Writing in the Shallows
I was writing a story on an iPad near Christchurch last week. Writing tools such as computers have become flexible, but perhaps less intimate, and I wonder if it affects my writing. When Ted Hughes began writing on a typewriter he noticed he became less concise. Writing by hand had made him invest more in each word:
every year of your life is right there, wired into the communication between your brain and your writing hand… things become automatically more compressed, and, perhaps, psychologically denser.
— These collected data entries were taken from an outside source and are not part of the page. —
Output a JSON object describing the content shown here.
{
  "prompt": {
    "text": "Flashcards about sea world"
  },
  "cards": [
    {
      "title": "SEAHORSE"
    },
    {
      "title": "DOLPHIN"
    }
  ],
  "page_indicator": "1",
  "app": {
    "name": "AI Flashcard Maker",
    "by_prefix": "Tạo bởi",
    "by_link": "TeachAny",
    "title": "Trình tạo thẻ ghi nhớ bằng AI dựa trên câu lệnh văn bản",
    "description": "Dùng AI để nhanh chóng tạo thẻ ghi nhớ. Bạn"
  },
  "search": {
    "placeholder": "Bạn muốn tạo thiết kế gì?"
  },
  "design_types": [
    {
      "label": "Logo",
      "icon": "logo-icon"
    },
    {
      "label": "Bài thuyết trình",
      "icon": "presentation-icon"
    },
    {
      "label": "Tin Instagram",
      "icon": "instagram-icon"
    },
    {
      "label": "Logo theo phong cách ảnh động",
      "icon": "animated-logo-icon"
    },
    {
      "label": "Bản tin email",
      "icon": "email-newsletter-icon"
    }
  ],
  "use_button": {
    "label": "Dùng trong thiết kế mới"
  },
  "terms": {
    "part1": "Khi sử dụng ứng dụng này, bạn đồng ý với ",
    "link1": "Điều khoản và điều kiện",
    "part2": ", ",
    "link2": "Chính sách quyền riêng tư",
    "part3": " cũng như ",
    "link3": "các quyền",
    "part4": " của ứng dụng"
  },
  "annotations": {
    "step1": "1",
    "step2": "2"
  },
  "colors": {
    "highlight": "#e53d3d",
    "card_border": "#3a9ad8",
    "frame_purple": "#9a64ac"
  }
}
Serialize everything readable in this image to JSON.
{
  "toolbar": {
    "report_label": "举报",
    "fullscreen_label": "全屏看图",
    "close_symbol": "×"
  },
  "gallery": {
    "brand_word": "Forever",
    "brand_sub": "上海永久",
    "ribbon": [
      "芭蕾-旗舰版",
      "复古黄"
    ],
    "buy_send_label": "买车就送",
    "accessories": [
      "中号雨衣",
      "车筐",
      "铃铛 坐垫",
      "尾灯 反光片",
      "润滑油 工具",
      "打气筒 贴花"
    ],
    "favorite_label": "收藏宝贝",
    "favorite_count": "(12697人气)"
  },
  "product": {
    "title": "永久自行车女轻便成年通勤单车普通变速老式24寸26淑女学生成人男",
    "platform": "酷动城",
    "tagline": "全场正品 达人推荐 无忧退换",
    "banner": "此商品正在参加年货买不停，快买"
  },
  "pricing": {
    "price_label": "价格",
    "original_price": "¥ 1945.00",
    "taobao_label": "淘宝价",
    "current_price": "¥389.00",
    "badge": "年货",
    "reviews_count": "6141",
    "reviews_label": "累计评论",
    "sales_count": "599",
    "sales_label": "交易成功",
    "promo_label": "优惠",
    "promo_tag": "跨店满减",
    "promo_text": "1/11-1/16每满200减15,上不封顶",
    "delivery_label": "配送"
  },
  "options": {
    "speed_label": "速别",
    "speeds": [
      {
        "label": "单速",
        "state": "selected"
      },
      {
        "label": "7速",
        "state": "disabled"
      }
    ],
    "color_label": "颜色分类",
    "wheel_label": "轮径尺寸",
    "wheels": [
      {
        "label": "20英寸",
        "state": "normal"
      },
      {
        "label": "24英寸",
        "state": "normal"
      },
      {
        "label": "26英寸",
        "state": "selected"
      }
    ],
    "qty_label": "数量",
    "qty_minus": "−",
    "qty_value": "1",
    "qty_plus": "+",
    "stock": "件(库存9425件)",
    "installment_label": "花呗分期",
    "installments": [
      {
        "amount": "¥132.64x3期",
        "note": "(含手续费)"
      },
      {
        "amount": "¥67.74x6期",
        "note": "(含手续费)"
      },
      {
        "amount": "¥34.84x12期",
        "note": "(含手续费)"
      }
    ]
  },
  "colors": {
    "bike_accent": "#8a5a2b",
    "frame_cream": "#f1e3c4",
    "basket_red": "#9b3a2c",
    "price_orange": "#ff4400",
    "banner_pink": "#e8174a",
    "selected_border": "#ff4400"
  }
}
The Shallows, by Nicholas Carr, brilliantly examines how our brains react to computer use ( read a great essay about the book here). He says that working on computers can be distracting (rather than reflective) for the brain — so it stays in the shallows, barely engaging with the myriad connections at deeper levels. In that case the iPad might be okay for writing because you can fade out all but the sentence you’re on. But my iPad trial was interrupted by the earthquake — which came from the shallows with terrifying force.
March 6th, 2011 at 6:24 pm
Kia ora Raymond
Hope it’s not true, seeing I’m doing a distance paper, and the main interaction is on Blackboard.
Actually I’m sure he is right to some degree. Though our main readings are on paper, thank goodness.
Cheers
John
March 9th, 2011 at 11:04 am
Hi John
Actually The Shallows is not all negative about computers. I’ve added a link to an lovely essay in the London Review of Books about it that summarizes the benefits of computers as well.